Hal-hal tentu saja tidak selalu seperti ini. Duopoli Liga Premier antara Manchester United dan Arsenal berakhir dengan apa yang sering kali terasa seperti kebencian yang tulus antara kedua kelompok pemain tersebut. Di era yang lebih lampau di akhir 1960-an dan awal 1970-an, tim Leeds United yang dipimpin Don Revie bermain seolah-olah mereka akan memulai pertarungan di ruang kosong jika tidak ada lawan yang mau menghadapi mereka.
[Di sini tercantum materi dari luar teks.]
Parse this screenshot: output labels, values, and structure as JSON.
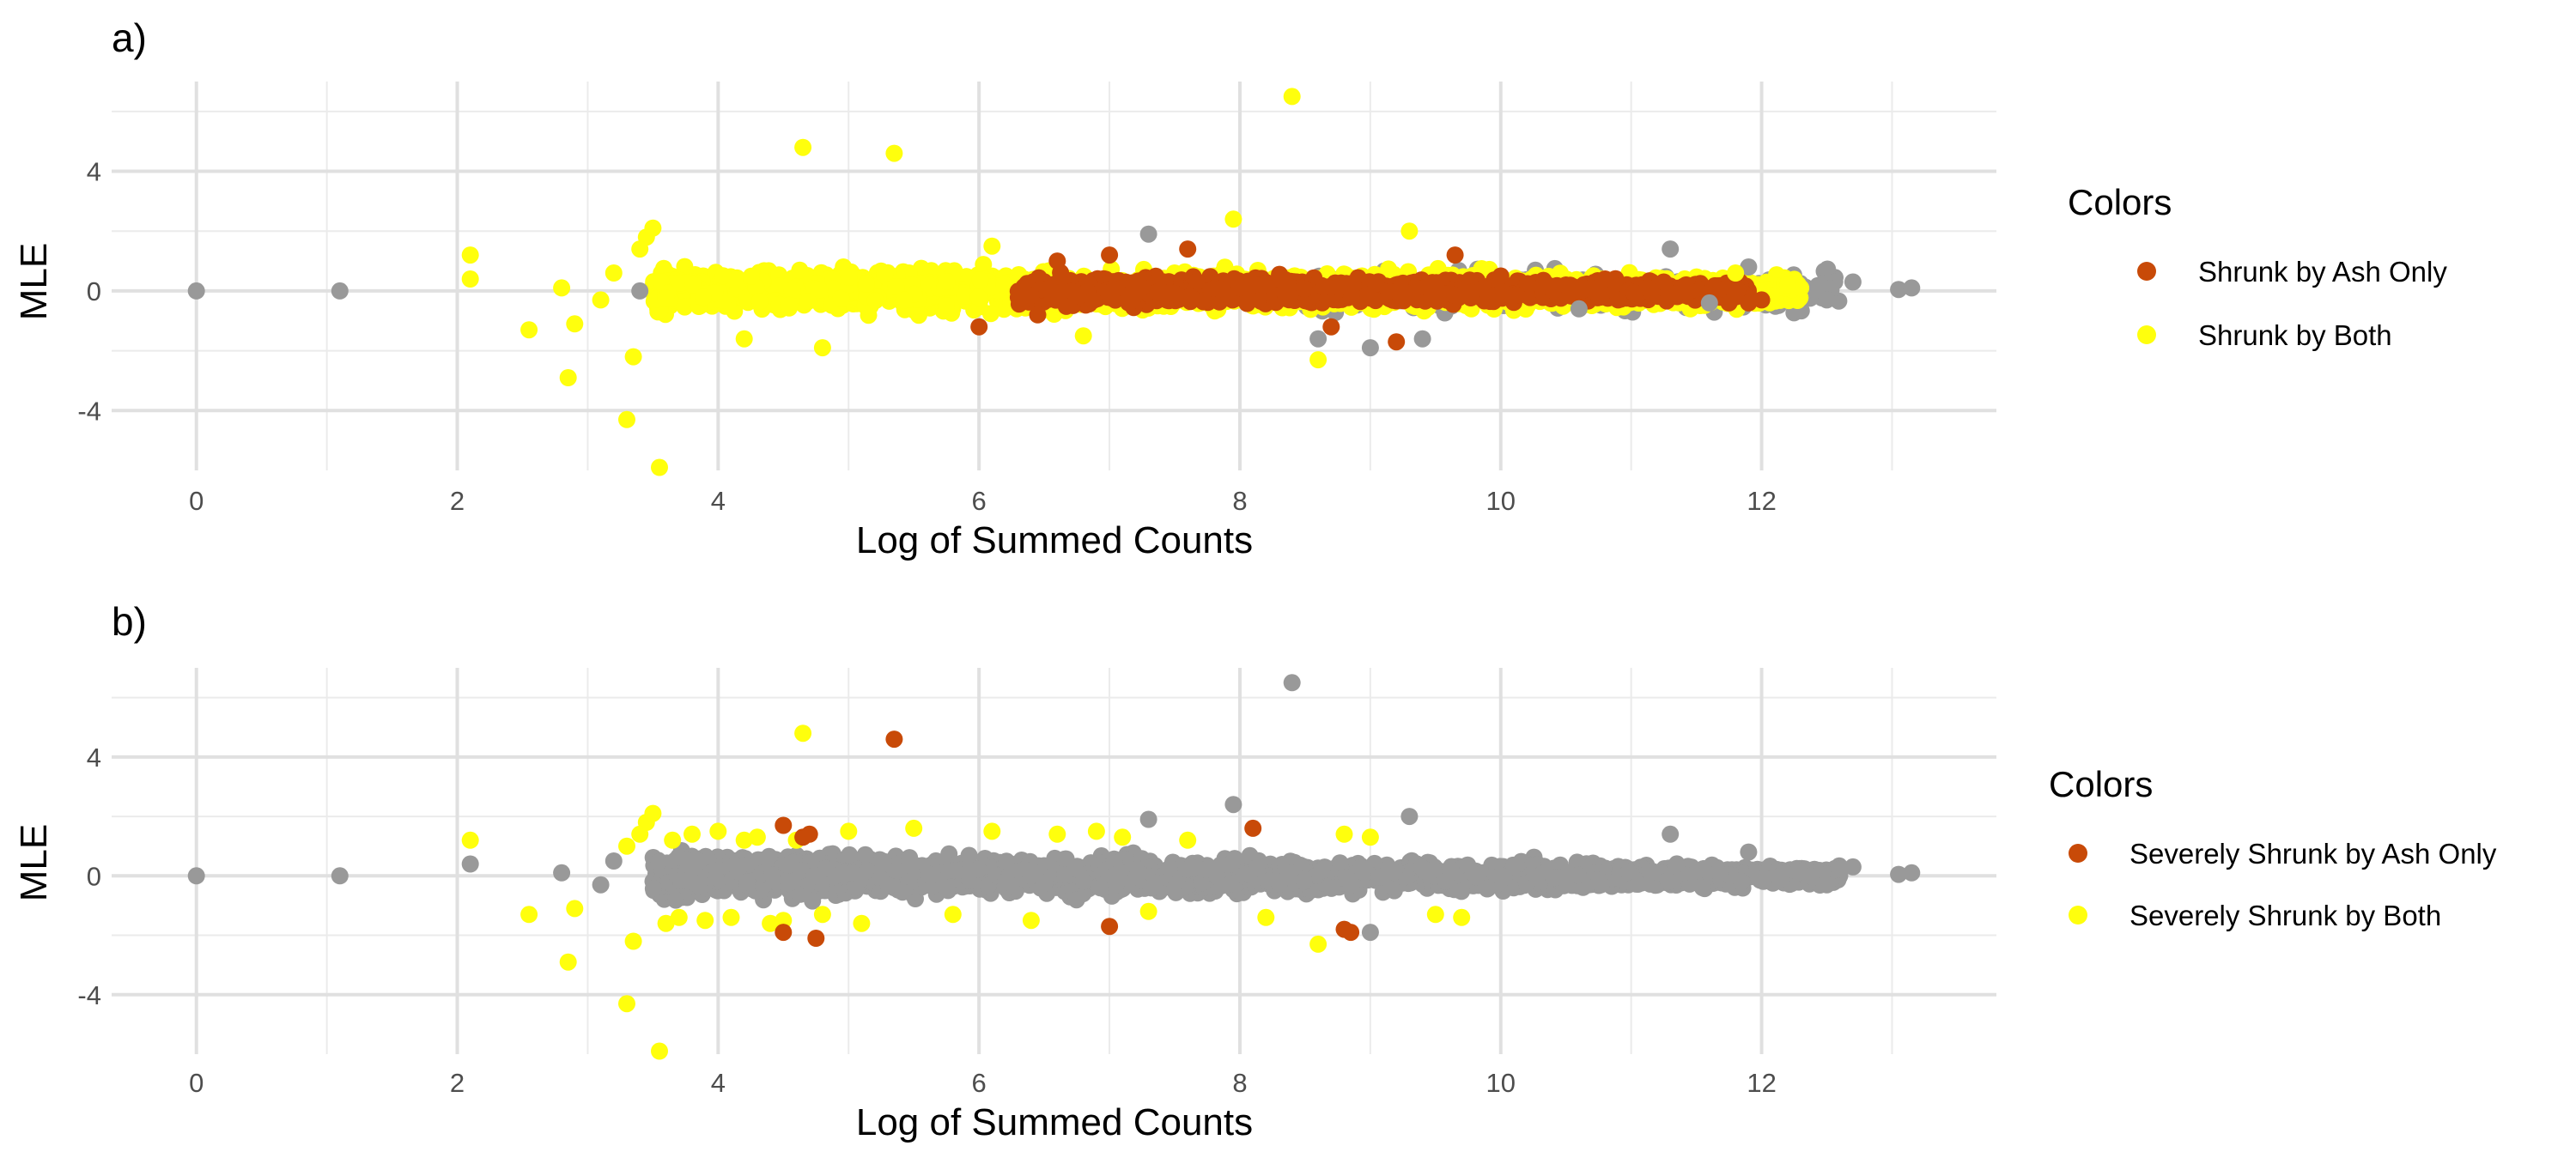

Jika sepak bola Inggris punya Guardiola dan Klopp saat itu, mungkin itu memang benarRevie dan Brian Clough, kemudian Derby County, dan tampaknya hanya ada sedikit rasa saling menghormati di sana. Agresi selalu menjadi bagian dari permainan dan tidak selalu digunakan untuk alasan yang mulia.

Dan ada seekor gajah besar berbentuk setan merah di ruangan yang menjadi pusat diskusi mengenai sifat persaingan khusus ini; Bahkan jika masuk akal untuk mengatakan bahwa tidak ada cinta yang hilang antara Liverpool dan Manchester City, sama adilnya untuk mengatakan bahwa para pendukung keduanya lebih tidak menyukai Manchester United daripada membenci satu sama lain. Persaingan kedua klub dengan United bersifat budaya dan sejarah; tidak ada dugaan bahwa hal tersebut terjadi karena lembaga penyiaran TV berbayar memerlukan sedikit bumbu tambahan untuk mengikuti perburuan trofi ini.

Mungkin itu hanya sebuah ironi terhadap pentingnya sepak bola. Karena mereka yang menonton pertandingan dari jarak jauh cenderung semakin histeris terhadap pertandingan tersebut karena menganggapnya Terlalu Penting, mungkin persaingan apa pun antara Liverpool dan Manchester City sendiri akan diredakan oleh pertandingan-pertandingan ini yang dianggap Terlalu Penting karena jumlah uang yang terlibat. . Agresi dapat dengan mudah menjadi hal yang membuat marah, namun kurangnya kendali dapat menimbulkan konsekuensi yang mahal, baik melalui kebobolan gol karena kurangnya konsentrasi atau masalah disiplin yang disebabkan oleh perilaku impulsif. Namun mungkin juga para manajer dan pemain dari klub-klub terbesar mempunyai rasa hormat seperti ini karena tidak mungkin untuk tidak melihat kualitas dari lawan mereka. Dengan akhir musim yang mulai terlihat, mereka hampir pasti dapat melakukannya tanpa gangguan apa pun.